In a study, chemical engineers from Rice’s Brown School of Engineering describe how to make the seeds and use them to grow homogenous thin films, highly sought materials comprised of uniformly thick layers. In laboratory tests, photovoltaic devices made from the films proved both efficient and reliable, a previously problematic combination for devices made from either 3D or 2D perovskites.
“We’ve come up with a method where you can really tailor the properties of the macroscopic films by first tailoring what you put into solution,” said study co-author. You can arrive at something that is very homogeneous in its size and properties, and that leads to higher efficiency. We got almost state-of-the-art device efficiency for the 2D case of 17%, and that was without optimization. We think we can improve on that in several ways.
Achieving homogenous films of 2D perovskites has been a huge challenge in the halide perovskite photovoltaic research community, which has grown tremendously over the past decade.
Homogeneous films are expected to lead to optoelectronic devices with both high efficiency and technologically relevant stability.
Rice’s seed-grown, high-efficiency photovoltaic films proved quite stable, preserving more than 97% of their peak efficiency after 800 hours under illumination without any thermal management. In previous research, 3D halide perovskite photovoltaic devices have been highly efficient but prone to rapid degradation, and 2D devices have lacked efficiency but were highly stable.
The Rice study also details the seeded growth process—a method that is within the reach of many labs, said study co-author Amanda Marciel, a William Marsh Rice Trustee Chair and assistant professor of chemical and biomolecular engineering at Rice.
The name perovskite refers both to a specific mineral discovered in Russia in 1839 and to any compound with the crystal structure of that mineral. For example, halide perovskites can be made by mixing lead, tin and other metals with bromide or iodide salts. Research interest in halide perovskites skyrocketed after their potential for high-efficiency photovoltaics was demonstrated in 2012.
The idea that memory or history—a genetic sort of seed—can dictate material properties is a powerful concept in materials science. A lot of templating works like this. If you want to grow a single crystal of diamond or silicon, for example, you need a seed of a single crystal that can serve as a template.

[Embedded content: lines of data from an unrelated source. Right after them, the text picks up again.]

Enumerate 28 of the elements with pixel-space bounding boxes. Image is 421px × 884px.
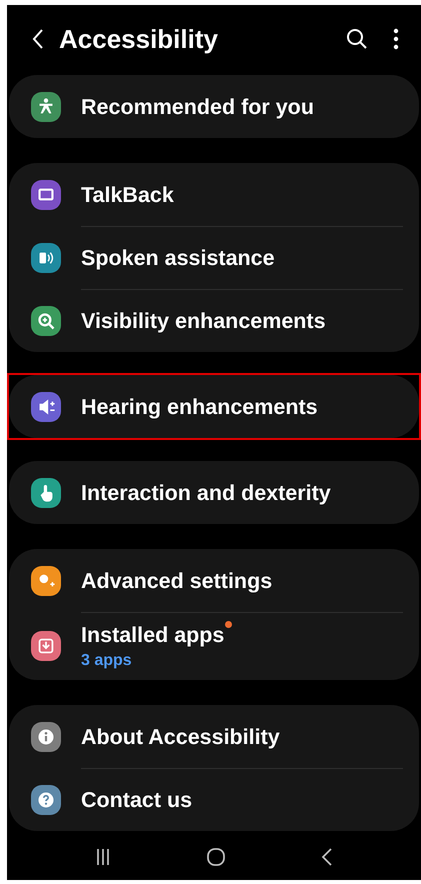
- item-label: Spoken assistance: [81, 246, 275, 271]
- settings-item[interactable]: Contact us: [9, 768, 403, 832]
- settings-item[interactable]: TalkBack: [9, 163, 403, 226]
- settings-item[interactable]: Spoken assistance: [9, 226, 403, 290]
- settings-item[interactable]: Interaction and dexterity: [9, 461, 403, 524]
- recent-apps-button[interactable]: [94, 848, 111, 866]
- settings-item[interactable]: Recommended for you: [9, 75, 403, 138]
- settings-item[interactable]: Advanced settings: [9, 549, 403, 612]
- item-label: Advanced settings: [81, 568, 272, 594]
- settings-item[interactable]: Visibility enhancements: [9, 289, 403, 352]
- item-label: Installed apps: [81, 623, 224, 648]
- settings-item[interactable]: Installed apps 3 apps: [9, 612, 403, 680]
- back-button[interactable]: [31, 27, 45, 52]
- page-title: Accessibility: [59, 24, 219, 55]
- item-label: Contact us: [81, 788, 192, 813]
- item-subtitle: 3 apps: [81, 652, 133, 670]
- item-label: About Accessibility: [81, 724, 280, 750]
- back-nav-button[interactable]: [321, 846, 334, 867]
- item-label: TalkBack: [81, 182, 174, 208]
- item-label: Interaction and dexterity: [81, 480, 331, 506]
- settings-item[interactable]: Hearing enhancements: [9, 375, 403, 438]
- search-button[interactable]: [345, 27, 369, 52]
- item-label: Hearing enhancements: [81, 394, 318, 420]
- home-button[interactable]: [206, 846, 226, 867]
- settings-item[interactable]: About Accessibility: [9, 705, 403, 768]
- more-options-button[interactable]: [393, 28, 399, 50]
- item-label: Visibility enhancements: [81, 308, 326, 334]
- item-label: Recommended for you: [81, 94, 314, 120]
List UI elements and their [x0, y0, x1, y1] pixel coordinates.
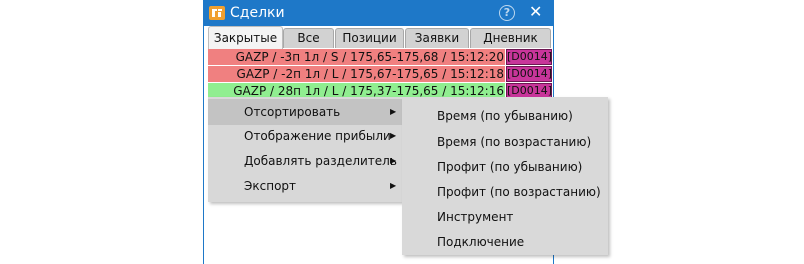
deal-tag-badge: [D0014] — [506, 49, 553, 65]
menu-item-label: Экспорт — [244, 179, 297, 193]
submenu-item-label: Профит (по возрастанию) — [437, 185, 601, 199]
submenu-item-time-asc[interactable]: Время (по возрастанию) — [402, 129, 608, 155]
context-menu: Отсортировать ▶ Отображение прибыли ▶ До… — [208, 97, 402, 202]
deal-text: GAZP / -2п 1л / L / 175,67-175,65 / 15:1… — [208, 66, 505, 82]
tab-all[interactable]: Все — [283, 28, 334, 48]
submenu-item-label: Подключение — [437, 235, 525, 249]
menu-item-sort[interactable]: Отсортировать ▶ — [208, 99, 402, 125]
tab-closed[interactable]: Закрытые — [208, 26, 283, 49]
submenu-item-label: Время (по возрастанию) — [437, 135, 592, 149]
close-icon[interactable]: ✕ — [529, 3, 542, 21]
menu-item-label: Отсортировать — [244, 105, 341, 119]
submenu-arrow-icon: ▶ — [390, 107, 397, 116]
tab-bar: Закрытые Все Позиции Заявки Дневник — [204, 26, 553, 49]
deals-list: GAZP / -3п 1л / S / 175,65-175,68 / 15:1… — [208, 49, 553, 100]
deal-text: GAZP / -3п 1л / S / 175,65-175,68 / 15:1… — [208, 49, 505, 65]
submenu-item-label: Профит (по убыванию) — [437, 160, 583, 174]
window-title: Сделки — [230, 5, 285, 21]
submenu-item-profit-desc[interactable]: Профит (по убыванию) — [402, 154, 608, 180]
submenu-item-profit-asc[interactable]: Профит (по возрастанию) — [402, 179, 608, 205]
submenu-item-instrument[interactable]: Инструмент — [402, 204, 608, 230]
help-icon[interactable]: ? — [499, 5, 515, 21]
submenu-arrow-icon: ▶ — [390, 181, 397, 190]
menu-item-add-separator[interactable]: Добавлять разделитель ▶ — [208, 148, 402, 174]
title-bar[interactable]: Сделки ? ✕ — [204, 0, 553, 26]
deal-tag-badge: [D0014] — [506, 66, 553, 82]
menu-item-export[interactable]: Экспорт ▶ — [208, 173, 402, 199]
submenu-arrow-icon: ▶ — [390, 131, 397, 140]
submenu-item-time-desc[interactable]: Время (по убыванию) — [402, 103, 608, 129]
tab-positions[interactable]: Позиции — [335, 28, 404, 48]
submenu-item-label: Время (по убыванию) — [437, 109, 573, 123]
menu-item-label: Добавлять разделитель — [244, 154, 397, 168]
sort-submenu: Время (по убыванию) Время (по возрастани… — [402, 97, 608, 255]
deal-row[interactable]: GAZP / -2п 1л / L / 175,67-175,65 / 15:1… — [208, 66, 553, 82]
menu-item-label: Отображение прибыли — [244, 129, 391, 143]
tab-journal[interactable]: Дневник — [470, 28, 551, 48]
submenu-item-label: Инструмент — [437, 210, 514, 224]
app-logo-icon — [209, 6, 225, 20]
menu-item-profit-display[interactable]: Отображение прибыли ▶ — [208, 123, 402, 149]
submenu-arrow-icon: ▶ — [390, 156, 397, 165]
tab-orders[interactable]: Заявки — [405, 28, 469, 48]
submenu-item-connection[interactable]: Подключение — [402, 229, 608, 255]
deal-row[interactable]: GAZP / -3п 1л / S / 175,65-175,68 / 15:1… — [208, 49, 553, 65]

While seeded growth has often been demonstrated for inorganic crystals and other processes, this is the first time it’s been shown in organic 2D perovskites.
The process for growing 2D perovskite films from seeds is identical in several respects to the classical process of growing such films. In the traditional method, precursor chemicals are measured out like the ingredients in a kitchen—X parts of ingredient A, Y parts of ingredient B, and so on—and these are dissolved in a liquid solvent. The resulting solution is spread onto a flat surface via spin-coating, a widely used technique that relies on centrifugal force to evenly spread liquids across a rapidly spun disk. As the solvent dissolves, the mixed ingredients crystalize in a thin film.

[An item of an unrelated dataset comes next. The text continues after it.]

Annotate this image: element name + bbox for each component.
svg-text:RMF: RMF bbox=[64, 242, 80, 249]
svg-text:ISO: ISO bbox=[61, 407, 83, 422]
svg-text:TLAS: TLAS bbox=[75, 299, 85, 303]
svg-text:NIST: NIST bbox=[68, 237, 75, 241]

The team has made 2D perovskite films in this manner for years, and though the films appear perfectly flat to the naked eye, they are uneven at the nanometer scale. In some places, the film may be a single crystal in thickness, and in other places, several crystals thick.
In the seeded growth method, seeds are made by slow-growing a uniform 2D crystal and grinding it into a powder, which is dissolved into solvent instead of the individual precursors. The seeds contain the same ratio of ingredients as the classical recipe, and the resulting solution is spin-coated onto disks exactly as it would be in the original method. The evaporation and crystallization steps are also identical. But the seeded solution yields films with a homogeneous, uniform surface, much like that of the material from which the seeds were ground.
The tool was dynamic light scattering, a mainstay technique in Marciel’s group. It revealed that solutions reached an equilibrium state under certain conditions, allowing a portion of some seeds to remain undissolved in solution.
The research showed those bits of seed retained the “memory” of the perfectly uniform slow-grown crystal from which they were ground, and found they could track the nucleation process that would eventually allow the seeds to produce homogeneous thin films.
The collaboration produced something that is often attempted and rarely achieved in nanomaterials research—a self-assembly method to make macroscopic materials that live up to the promise of the individual nanoparticles of which they are composed.
This is really the bane of nanomaterials technology. At an individual, single element level, you have wonderful properties that are orders of magnitude better than anything else, but when you try to put them together into something macroscopic and useful, like a film, those properties just kind of go away because you cannot make something homogeneous, with just those properties that you want.